7. The article of claim 4 wherein the cast article is heated for outgassing in the range of about 375-475° F. for a time less than about 90 minutes, subsequently cooled to less than about 250° F., powder coated with a polymeric powder and cooled to an ambient temperature to form a coated article of manufacture.

8. The article of claim 7 wherein the polymeric coating is in the range of at least about 10 mils in thickness.

9. The article of claim 4 wherein a copper silicate comprises the source of copper as an innoculant.

10. The article of claim 4 wherein the weight percent of copper is in the range of about 0.55 to 0.60±0.15 weight percent.

11. The article of claim 4 wherein the surface layer of substantially pearlite is at least about 3 mils in thickness.

12. A method for manufacture of a coated, grey cast iron article of manufacture, comprising the steps of: (a) casting a melt of grey cast iron with at least a portion of said surface of the cast article having a generally pearlite microstructure; (b) coating said article at a temperature greater than 200° F.; and (c) cooling said coated article to ambient temperature.

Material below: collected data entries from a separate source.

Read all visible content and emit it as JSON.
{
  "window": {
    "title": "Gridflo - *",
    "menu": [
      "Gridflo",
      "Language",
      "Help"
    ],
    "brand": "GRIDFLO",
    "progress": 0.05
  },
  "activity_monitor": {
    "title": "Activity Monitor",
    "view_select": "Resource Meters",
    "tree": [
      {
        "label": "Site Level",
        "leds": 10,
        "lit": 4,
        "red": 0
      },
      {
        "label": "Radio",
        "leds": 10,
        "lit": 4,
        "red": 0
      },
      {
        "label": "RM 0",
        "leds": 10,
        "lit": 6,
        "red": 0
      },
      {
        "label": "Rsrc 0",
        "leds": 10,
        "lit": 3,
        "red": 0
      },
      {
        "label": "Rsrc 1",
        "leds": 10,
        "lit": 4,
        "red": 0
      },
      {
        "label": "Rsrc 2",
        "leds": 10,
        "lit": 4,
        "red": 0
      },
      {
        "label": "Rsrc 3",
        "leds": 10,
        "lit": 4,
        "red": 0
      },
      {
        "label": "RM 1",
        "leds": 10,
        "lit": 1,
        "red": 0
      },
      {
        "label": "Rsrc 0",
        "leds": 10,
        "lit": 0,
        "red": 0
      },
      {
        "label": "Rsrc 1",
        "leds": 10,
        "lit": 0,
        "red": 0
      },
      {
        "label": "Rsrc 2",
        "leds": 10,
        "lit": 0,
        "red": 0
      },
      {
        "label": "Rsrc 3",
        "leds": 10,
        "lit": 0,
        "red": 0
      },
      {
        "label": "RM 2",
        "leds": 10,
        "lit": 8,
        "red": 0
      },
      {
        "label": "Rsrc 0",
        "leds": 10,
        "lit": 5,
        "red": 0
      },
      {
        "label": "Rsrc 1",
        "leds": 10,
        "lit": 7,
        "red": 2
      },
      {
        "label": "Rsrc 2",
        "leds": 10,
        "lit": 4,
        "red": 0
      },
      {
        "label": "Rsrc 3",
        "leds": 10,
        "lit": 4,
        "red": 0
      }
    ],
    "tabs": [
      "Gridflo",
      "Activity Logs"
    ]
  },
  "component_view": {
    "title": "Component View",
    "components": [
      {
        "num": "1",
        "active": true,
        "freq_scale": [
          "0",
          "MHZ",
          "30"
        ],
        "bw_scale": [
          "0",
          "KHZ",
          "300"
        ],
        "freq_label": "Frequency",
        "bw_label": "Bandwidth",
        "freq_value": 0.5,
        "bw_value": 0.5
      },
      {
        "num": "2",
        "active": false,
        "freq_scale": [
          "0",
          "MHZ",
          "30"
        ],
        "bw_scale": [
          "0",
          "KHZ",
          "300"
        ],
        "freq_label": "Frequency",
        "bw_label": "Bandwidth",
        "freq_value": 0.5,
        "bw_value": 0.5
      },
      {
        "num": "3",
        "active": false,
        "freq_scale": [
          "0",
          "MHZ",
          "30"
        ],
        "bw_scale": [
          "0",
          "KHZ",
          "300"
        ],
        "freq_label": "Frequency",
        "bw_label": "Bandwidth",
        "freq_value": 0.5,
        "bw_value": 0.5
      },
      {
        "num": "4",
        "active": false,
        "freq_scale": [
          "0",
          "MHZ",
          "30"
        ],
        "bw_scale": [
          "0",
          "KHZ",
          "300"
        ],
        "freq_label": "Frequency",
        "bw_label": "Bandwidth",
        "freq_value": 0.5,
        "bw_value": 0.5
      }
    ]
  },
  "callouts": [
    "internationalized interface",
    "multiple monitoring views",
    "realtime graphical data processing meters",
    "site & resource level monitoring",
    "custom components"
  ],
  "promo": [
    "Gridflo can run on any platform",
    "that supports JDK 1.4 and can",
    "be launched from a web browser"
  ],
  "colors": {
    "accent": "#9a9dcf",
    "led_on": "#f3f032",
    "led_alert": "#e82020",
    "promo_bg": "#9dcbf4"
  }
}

13. The method of claim 12 wherein the coating step comprises coating the article at least in part with an organic powder at a temperature greater than 200° F.

14. A method for manufacture of an article of manufacture comprising the steps of forming a grey cast iron melt having an ASTM 159 constituent specification and including copper as an innoculant in the range of about 0.40 to 1.50 weight percent; casting said melt to form an article having a surface layer consisting essentially of pearlite; outgassing said article at a temperature greater than about 200° C. for a time not substantially longer than about 90 minutes, and cooling said article with an organic powder; heating said coating to cure the coating; and cooling the coated article to an ambient temperature.